Page MenuHomePhabricator

Fix CompletionSuggestion data collection and re-start the test.
Closed, ResolvedPublic

Description

The data collected by the completion suggester experiement doesn't make sense and is all over the place. Starting on Sept 10 the TestSearchSatisfaction2 and CompletionSuggestion experiments started seeing what should be unique 64 bit numbers coming from multiple ip addresses. Figure out why this is happening and fix it.

Event Timeline

EBernhardson claimed this task.
EBernhardson raised the priority of this task from to Needs Triage.
EBernhardson updated the task description. (Show Details)
EBernhardson subscribed.
Restricted Application added a subscriber: Aklapper. · View Herald Transcript

Change 238306 had a related patch set uploaded (by EBernhardson):
Update CompletionSuggestion bucket selection

https://gerrit.wikimedia.org/r/238306

Change 238306 merged by jenkins-bot:
Update CompletionSuggestion bucket selection

https://gerrit.wikimedia.org/r/238306

Change 238355 had a related patch set uploaded (by EBernhardson):
Update CompletionSuggestion bucket selection

https://gerrit.wikimedia.org/r/238355

Change 238355 merged by jenkins-bot:
Update CompletionSuggestion bucket selection

https://gerrit.wikimedia.org/r/238355

patch swatted out. Will evaluate the data collected tomorrow morning to decide if this fixes the problem.

Deskana set Security to None.
Deskana added subscribers: mpopov, Ironholds.
Deskana subscribed.

Looks like dan found the issue today, reported at https://lists.wikimedia.org/pipermail/analytics/2015-September/004285.html

So this basically means we need to throw away the clientIp information until this can be fixed.

Can we get useful test data without this value? We can still correlate together events by the same user on the same page, we just can't correlate them together across pages (but chances are they won't be opted into the test more than once).

Are there other oddities in the data we can't explain?

Update: we discussed this on IRC and arrived at the conclusion that we can assume relative independence of sets of events. Which is to say, given our low sampling rates, we are not likely to see logs of sessions from the same users.

Update: we discussed this on IRC and arrived at the conclusion that we can assume relative independence of sets of events. Which is to say, given our low sampling rates, we are not likely to see logs of sessions from the same users.

Does this mean the answer to the question "Is this test still scientifically valid, can be analysed as-is, and does not need to be re-run?" is "Yes"?

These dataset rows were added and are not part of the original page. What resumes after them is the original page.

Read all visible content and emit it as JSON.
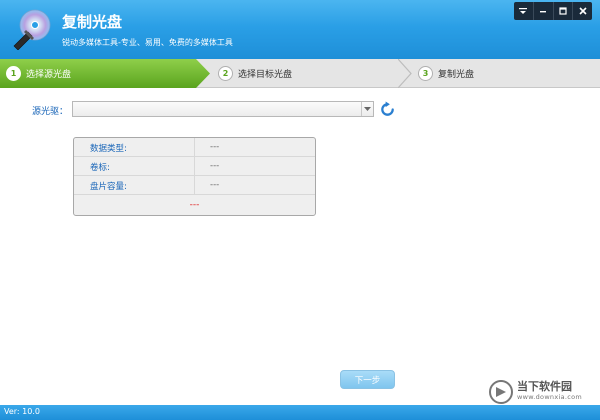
{
  "header": {
    "title": "复制光盘",
    "subtitle": "锐动多媒体工具-专业、易用、免费的多媒体工具",
    "window_controls": [
      "menu-icon",
      "minimize-icon",
      "maximize-icon",
      "close-icon"
    ]
  },
  "steps": [
    {
      "num": "1",
      "label": "选择源光盘",
      "active": true
    },
    {
      "num": "2",
      "label": "选择目标光盘",
      "active": false
    },
    {
      "num": "3",
      "label": "复制光盘",
      "active": false
    }
  ],
  "source": {
    "label": "源光驱：",
    "value": ""
  },
  "info": {
    "rows": [
      {
        "key": "数据类型:",
        "value": "---"
      },
      {
        "key": "卷标:",
        "value": "---"
      },
      {
        "key": "盘片容量:",
        "value": "---"
      }
    ],
    "status": "---"
  },
  "buttons": {
    "next_label": "下一步"
  },
  "watermark": {
    "text": "当下软件园",
    "url": "www.downxia.com"
  },
  "footer": {
    "version": "Ver: 10.0"
  },
  "colors": {
    "header_blue": "#2a9fe6",
    "step_active_green": "#5aa41e",
    "label_blue": "#1a66b8",
    "status_red": "#e02020"
  }
}
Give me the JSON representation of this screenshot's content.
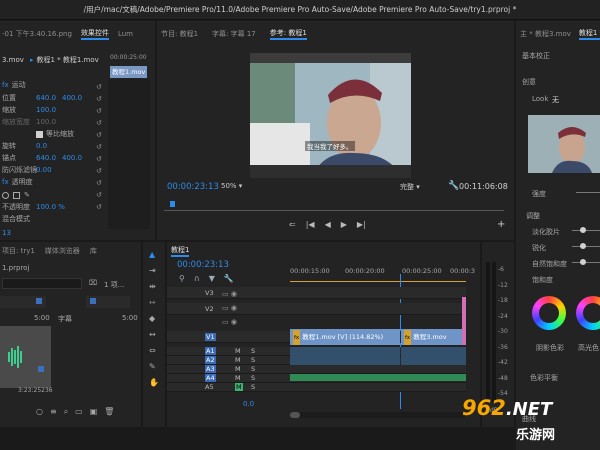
{
  "title": "/用户/mac/文稿/Adobe/Premiere Pro/11.0/Adobe Premiere Pro Auto-Save/Adobe Premiere Pro Auto-Save/try1.prproj *",
  "effect_controls": {
    "file_label": "-01 下午3.40.16.png",
    "tabs": [
      "效果控件",
      "Lum"
    ],
    "menu_icon": "double-arrow-icon",
    "source": "3.mov",
    "sequence": "教程1 * 教程1.mov",
    "timecode_mark": "00:00:25:00",
    "clip_name": "教程1.mov",
    "motion_label": "运动",
    "position_label": "位置",
    "position_x": "640.0",
    "position_y": "400.0",
    "scale_label": "缩放",
    "scale_value": "100.0",
    "scale_width_label": "缩放宽度",
    "scale_width_value": "100.0",
    "uniform_label": "等比缩放",
    "rotation_label": "旋转",
    "rotation_value": "0.0",
    "anchor_label": "锚点",
    "anchor_x": "640.0",
    "anchor_y": "400.0",
    "flicker_label": "防闪烁滤镜",
    "flicker_value": "0.00",
    "opacity_section_label": "透明度",
    "opacity_label": "不透明度",
    "opacity_value": "100.0 %",
    "blend_label": "混合模式",
    "timecode": "13"
  },
  "program": {
    "tabs": [
      "节目: 教程1",
      "字幕: 字幕 17",
      "参考: 教程1"
    ],
    "subtitle": "我当我了好多。",
    "timecode": "00:00:23:13",
    "zoom": "50%",
    "quality": "完整",
    "duration": "00:11:06:08"
  },
  "right": {
    "tabs": [
      "主 * 教程3.mov",
      "教程1 * 教程3.mov"
    ],
    "section": "基本校正",
    "creative": "创意",
    "look_label": "Look",
    "look_value": "无",
    "intensity": "强度",
    "adjust": "调整",
    "faded": "淡化胶片",
    "sharpen": "锐化",
    "vibrance": "自然饱和度",
    "saturation": "饱和度",
    "shadow_tint": "阴影色彩",
    "highlight_tint": "高光色",
    "tint_balance": "色彩平衡",
    "curves": "曲线"
  },
  "project": {
    "tabs": [
      "项目: try1",
      "媒体浏览器",
      "库"
    ],
    "project_file": "1.prproj",
    "items_count": "1 项...",
    "thumb1_duration": "5:00",
    "thumb2_name": "字幕",
    "thumb2_duration": "5:00",
    "thumb3_duration": "3:23:25236",
    "in_out_label": "13"
  },
  "timeline": {
    "tab": "教程1",
    "timecode": "00:00:23:13",
    "ruler": [
      "00:00:15:00",
      "00:00:20:00",
      "00:00:25:00",
      "00:00:3"
    ],
    "video_tracks": [
      "V3",
      "V2",
      "V1"
    ],
    "audio_tracks": [
      "A1",
      "A2",
      "A3",
      "A4",
      "A5"
    ],
    "source_patch_v": "V1",
    "source_patch_a": "A1",
    "clip1": "教程1.mov [V] (114.82%)",
    "clip2": "教程3.mov",
    "clip_fx": "fx",
    "master_label": "0.0",
    "mute": "M",
    "solo": "S",
    "meter_scale": [
      "-6",
      "-12",
      "-18",
      "-24",
      "-30",
      "-36",
      "-42",
      "-48",
      "-54"
    ],
    "meter_db": "dB",
    "watermark_primary": "962",
    "watermark_secondary": ".NET",
    "watermark_cn": "乐游网"
  },
  "colors": {
    "accent": "#2d8ceb",
    "timecode": "#2d8ceb",
    "video_clip": "#6f94c7",
    "audio_clip": "#2f8a56",
    "fx": "#d3a230",
    "sequence_pink": "#d26fb5",
    "watermark": "#f7a700"
  },
  "icons": [
    "hand-icon",
    "selection-arrow-icon",
    "track-select-icon",
    "ripple-edit-icon",
    "razor-icon",
    "slip-icon",
    "pen-icon",
    "zoom-icon",
    "type-icon",
    "wrench-icon",
    "play-icon",
    "step-back-icon",
    "step-forward-icon",
    "add-marker-icon",
    "reset-icon",
    "lock-icon",
    "eye-icon",
    "mic-icon"
  ]
}
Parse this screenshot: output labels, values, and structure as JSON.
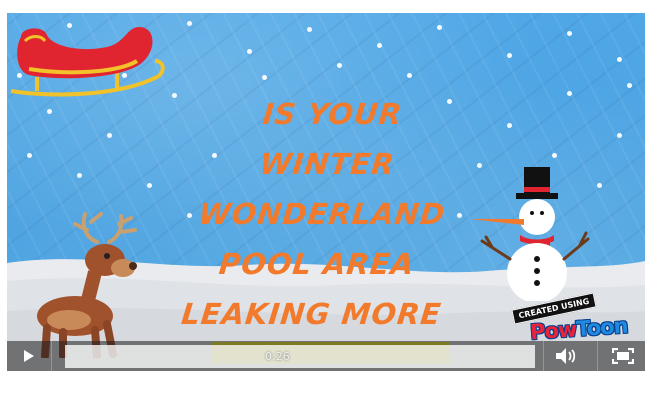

To be valid I think we have to start the test over as of when the adjusted schema was deployed today. There were a few changes made to bucketing (that will also help on other tests going forward) so the data moving forward isn't directly comparable with the data prior. Maybe? Not entirely confident but putting it out there

To be valid I think we have to start the test over as of when the adjusted schema was deployed today. There were a few changes made to bucketing (that will also help on other tests going forward) so the data moving forward isn't directly comparable with the data prior. Maybe? Not entirely confident but putting it out there

Understood. We should get the test restarted ASAP. How about restarting the test on Thursday 17th, running for one week? @mpopov @Ironholds @EBernhardson Thoughts?

I think we can consider the test restarted the moment the new schema started collecting data

I think we can consider the test restarted the moment the new schema started collecting data

Sounds fine to me. Okay with @mpopov and @Ironholds?

Sounds fine to me. Okay with @mpopov and @Ironholds?

Confirmed over hangouts with @Ironholds that this is okay. Resolving accordingly.